For two hours the deadly conflict between parties so unequally matched had continued; the one shouting its old war-cry of "Saint Iago," as if fighting on an open field; the other, if we may take the Castilian account, calling on their prophet to come to their assistance. But no power, divine or human, interposed in their behalf; and, notwithstanding the wild uproar caused by men engaged in a mortal struggle, by the sound of heavy blows and falling missiles, by the yells of the victors and the dying moans and agonies of the vanquished, no noise to give token of what was going on—if we are to credit the chroniclers—found its way beyond the walls of the prison.
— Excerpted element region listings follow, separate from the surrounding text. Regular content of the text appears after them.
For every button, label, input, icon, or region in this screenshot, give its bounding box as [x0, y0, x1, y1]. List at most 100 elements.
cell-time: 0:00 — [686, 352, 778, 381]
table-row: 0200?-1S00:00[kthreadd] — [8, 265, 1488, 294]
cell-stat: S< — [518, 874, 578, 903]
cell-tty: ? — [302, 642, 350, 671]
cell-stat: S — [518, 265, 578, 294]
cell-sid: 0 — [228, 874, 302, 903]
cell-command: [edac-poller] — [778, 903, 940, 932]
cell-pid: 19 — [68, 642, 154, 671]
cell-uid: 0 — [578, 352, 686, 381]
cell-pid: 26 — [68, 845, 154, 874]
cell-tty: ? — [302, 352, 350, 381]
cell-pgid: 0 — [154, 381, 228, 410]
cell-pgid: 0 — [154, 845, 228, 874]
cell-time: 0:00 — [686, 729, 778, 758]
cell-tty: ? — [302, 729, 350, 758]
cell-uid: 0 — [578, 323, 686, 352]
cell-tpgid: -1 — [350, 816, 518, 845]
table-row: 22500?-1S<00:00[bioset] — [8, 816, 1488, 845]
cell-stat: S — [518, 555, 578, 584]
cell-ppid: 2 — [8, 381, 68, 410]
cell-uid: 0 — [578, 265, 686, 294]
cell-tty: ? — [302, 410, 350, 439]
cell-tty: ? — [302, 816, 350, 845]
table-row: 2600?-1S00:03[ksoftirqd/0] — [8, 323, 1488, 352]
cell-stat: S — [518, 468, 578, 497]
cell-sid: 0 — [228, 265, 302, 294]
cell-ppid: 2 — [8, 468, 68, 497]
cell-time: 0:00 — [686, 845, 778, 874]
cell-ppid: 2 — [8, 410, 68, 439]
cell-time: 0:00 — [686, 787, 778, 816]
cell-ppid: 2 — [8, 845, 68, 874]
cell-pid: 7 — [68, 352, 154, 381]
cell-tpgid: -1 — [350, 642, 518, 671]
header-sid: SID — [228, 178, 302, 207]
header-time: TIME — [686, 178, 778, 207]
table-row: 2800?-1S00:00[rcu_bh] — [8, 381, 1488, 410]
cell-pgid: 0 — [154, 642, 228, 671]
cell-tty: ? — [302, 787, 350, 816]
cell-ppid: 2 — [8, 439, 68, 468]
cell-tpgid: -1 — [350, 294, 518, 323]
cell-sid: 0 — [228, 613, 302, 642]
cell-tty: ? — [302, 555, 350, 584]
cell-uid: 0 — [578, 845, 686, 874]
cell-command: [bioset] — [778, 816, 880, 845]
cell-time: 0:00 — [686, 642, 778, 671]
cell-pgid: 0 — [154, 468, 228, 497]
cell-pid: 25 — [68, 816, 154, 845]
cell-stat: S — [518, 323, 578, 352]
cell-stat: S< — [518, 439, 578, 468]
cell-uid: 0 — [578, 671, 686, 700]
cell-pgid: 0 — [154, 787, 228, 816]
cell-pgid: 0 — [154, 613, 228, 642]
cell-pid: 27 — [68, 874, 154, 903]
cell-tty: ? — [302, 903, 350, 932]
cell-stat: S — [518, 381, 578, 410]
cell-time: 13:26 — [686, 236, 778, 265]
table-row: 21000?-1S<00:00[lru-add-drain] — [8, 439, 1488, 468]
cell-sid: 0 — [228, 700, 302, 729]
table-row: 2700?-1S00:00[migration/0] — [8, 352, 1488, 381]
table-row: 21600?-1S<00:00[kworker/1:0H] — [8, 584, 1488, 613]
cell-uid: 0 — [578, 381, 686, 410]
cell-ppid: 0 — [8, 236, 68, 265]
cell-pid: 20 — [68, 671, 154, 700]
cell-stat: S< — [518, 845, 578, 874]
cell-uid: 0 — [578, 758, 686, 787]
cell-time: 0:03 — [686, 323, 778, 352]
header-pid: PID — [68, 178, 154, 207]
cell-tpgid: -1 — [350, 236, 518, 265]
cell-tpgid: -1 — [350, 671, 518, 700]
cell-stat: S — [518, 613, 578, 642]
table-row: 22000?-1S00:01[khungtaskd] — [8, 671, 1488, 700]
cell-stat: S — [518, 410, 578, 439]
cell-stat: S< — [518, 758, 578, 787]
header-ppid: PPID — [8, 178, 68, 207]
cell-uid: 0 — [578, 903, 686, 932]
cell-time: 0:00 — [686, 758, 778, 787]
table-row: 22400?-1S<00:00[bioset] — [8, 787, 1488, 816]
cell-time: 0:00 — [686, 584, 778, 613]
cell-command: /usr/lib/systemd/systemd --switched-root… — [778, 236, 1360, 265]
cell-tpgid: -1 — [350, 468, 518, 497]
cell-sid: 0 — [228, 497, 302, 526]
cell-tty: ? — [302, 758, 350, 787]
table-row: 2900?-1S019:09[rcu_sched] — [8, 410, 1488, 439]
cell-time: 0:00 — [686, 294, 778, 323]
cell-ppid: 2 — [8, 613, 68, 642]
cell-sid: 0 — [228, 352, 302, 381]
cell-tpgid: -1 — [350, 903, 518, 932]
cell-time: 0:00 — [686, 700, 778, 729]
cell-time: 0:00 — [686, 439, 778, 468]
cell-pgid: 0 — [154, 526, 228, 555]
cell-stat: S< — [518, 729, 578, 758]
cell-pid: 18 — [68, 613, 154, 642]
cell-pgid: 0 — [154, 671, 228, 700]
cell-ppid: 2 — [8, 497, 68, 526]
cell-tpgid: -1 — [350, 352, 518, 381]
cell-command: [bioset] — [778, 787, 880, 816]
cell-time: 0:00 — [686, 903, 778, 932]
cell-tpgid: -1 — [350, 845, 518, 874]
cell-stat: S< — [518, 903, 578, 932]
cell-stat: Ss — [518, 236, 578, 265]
Even the guard stationed in the court-yard, we are assured, were not roused from their slumbers.[115]
At length some rumour of what was passing reached the city, where the story ran that the Moriscoes were in arms against their keepers, and would soon probably get possession of the gaol. This report was enough for the people, who, roused by the alarm-bell, were now in a state of excitement that disposed them to any deed of violence. Snatching up their weapons, they rushed, or rather flew, like vultures snuffing the carrion from afar, to the scene of slaughter. Strengthened by this reinforcement, the assailants in the prison soon completed the work of death; and, when the morning light broke through the grated windows, it disclosed the full extent of the tragedy. Of all the Moriscoes only two had escaped,—the father and brother of Aben-Humeya, over whom a guard had been especially set. Five Spaniards were slain, and seventeen wounded; showing the fierce resistance made by the Moslems, though destitute of arms.[116]